Sainte-Mélanie was formerly part of the territory of the Ailleboust Seignory, granted to Jean d'Ailleboust d'Argenteuil (1694-1785) in 1736. By 1800, Pierre-Louis Panet (1761-1812) was Lord of Ailleboust, whose daughter Charlotte-Mélanie Panet (1794-1872) may have been the source of the name Sainte-Mélanie, also a reference to Melania the Younger (383-439). Charlotte-Mélanie's husband, Marc-Antoine-Louis Lévesque (1782-1833), donated the land in 1814 for a chapel that was eventually built in 1830. The Parish of Sainte-Mélanie was founded in 1832, and four years later in 1836, the post office opened under the name Daillebout.[4]

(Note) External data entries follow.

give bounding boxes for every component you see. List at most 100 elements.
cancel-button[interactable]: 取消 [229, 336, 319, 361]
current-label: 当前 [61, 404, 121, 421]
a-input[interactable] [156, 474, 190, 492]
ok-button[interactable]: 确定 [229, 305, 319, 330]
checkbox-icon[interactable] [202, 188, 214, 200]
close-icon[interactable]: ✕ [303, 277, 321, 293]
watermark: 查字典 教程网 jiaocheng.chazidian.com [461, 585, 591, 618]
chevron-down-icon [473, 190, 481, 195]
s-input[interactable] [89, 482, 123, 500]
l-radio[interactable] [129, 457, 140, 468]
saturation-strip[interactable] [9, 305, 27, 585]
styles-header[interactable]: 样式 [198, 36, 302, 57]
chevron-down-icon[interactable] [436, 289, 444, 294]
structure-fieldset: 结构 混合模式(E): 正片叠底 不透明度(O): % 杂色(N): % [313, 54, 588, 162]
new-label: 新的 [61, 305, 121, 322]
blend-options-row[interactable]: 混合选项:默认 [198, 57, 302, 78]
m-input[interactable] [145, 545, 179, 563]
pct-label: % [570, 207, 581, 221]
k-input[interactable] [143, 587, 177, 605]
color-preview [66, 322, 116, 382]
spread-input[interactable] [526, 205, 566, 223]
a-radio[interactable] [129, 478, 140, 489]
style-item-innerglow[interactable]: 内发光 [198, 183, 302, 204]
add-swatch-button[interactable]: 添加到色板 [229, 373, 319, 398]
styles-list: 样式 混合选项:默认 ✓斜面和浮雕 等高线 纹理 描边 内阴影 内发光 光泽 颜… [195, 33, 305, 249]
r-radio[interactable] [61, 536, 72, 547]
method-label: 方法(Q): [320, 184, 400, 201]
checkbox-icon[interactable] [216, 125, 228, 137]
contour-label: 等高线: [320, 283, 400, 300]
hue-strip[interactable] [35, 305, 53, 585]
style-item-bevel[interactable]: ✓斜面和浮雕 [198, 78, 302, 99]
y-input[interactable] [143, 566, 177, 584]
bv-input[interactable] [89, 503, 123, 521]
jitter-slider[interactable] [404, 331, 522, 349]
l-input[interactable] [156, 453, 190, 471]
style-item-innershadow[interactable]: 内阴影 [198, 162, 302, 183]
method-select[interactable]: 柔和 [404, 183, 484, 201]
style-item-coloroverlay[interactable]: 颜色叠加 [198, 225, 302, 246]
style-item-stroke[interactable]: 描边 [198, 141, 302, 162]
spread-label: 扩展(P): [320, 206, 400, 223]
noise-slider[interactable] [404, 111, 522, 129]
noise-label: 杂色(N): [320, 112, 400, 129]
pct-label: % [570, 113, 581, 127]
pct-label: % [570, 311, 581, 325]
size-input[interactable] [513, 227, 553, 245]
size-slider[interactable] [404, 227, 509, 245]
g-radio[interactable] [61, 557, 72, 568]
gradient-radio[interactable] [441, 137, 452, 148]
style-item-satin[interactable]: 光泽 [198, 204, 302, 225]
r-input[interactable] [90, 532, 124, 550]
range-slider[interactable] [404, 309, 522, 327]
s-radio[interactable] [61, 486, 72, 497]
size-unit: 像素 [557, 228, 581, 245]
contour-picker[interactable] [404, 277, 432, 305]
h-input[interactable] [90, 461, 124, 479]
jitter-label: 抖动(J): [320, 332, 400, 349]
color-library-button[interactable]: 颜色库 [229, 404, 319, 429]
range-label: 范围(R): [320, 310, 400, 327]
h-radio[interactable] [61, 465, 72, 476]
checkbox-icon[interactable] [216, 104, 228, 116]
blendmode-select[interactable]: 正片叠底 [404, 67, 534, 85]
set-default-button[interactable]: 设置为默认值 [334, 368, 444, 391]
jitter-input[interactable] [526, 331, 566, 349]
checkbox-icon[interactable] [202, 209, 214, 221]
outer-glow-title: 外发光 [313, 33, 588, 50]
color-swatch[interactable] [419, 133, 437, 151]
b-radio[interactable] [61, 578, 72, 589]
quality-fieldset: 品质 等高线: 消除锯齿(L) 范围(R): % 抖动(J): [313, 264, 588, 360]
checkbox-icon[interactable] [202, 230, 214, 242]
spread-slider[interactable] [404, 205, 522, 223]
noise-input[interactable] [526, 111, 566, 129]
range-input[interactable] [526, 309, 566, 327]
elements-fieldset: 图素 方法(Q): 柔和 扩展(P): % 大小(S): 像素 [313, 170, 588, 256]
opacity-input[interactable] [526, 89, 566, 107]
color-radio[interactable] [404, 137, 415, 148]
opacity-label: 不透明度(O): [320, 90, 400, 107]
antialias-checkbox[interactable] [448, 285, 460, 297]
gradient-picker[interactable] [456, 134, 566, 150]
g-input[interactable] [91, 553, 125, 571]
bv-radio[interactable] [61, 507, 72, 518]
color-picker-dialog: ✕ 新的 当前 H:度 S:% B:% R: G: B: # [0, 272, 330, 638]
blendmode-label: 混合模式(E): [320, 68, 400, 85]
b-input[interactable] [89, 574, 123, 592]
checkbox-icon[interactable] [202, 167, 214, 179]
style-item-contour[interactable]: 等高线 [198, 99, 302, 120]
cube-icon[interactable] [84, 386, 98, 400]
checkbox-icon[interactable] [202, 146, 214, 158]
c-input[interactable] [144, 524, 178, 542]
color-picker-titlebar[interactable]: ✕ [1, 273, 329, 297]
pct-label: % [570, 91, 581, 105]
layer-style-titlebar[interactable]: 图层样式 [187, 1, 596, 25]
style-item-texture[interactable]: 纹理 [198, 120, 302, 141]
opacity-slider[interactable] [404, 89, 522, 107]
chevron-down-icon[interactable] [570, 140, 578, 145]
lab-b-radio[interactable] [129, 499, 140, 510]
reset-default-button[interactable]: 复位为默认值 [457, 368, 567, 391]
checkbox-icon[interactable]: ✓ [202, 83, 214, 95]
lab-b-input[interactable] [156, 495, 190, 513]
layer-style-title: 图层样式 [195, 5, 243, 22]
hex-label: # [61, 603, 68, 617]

The municipality officially started in 1845, was soon after abolished, and reestablished in 1855 as Sainte-Mélanie-d'Ailleboust. In 1881, the post office was renamed to Sainte-Mélanie, and more than a century later in 1986, the municipality followed suit by also adopting this shortened name.[4]
Aimé Pelletier (1914-2010), surgeon and well-known Quebec novelist, under the pen name of Bertrand Vac. Pelletier, who spent the majority of his professional career in Montreal, is interred with his ancestors at the Sainte-Mélanie cemetery.[9]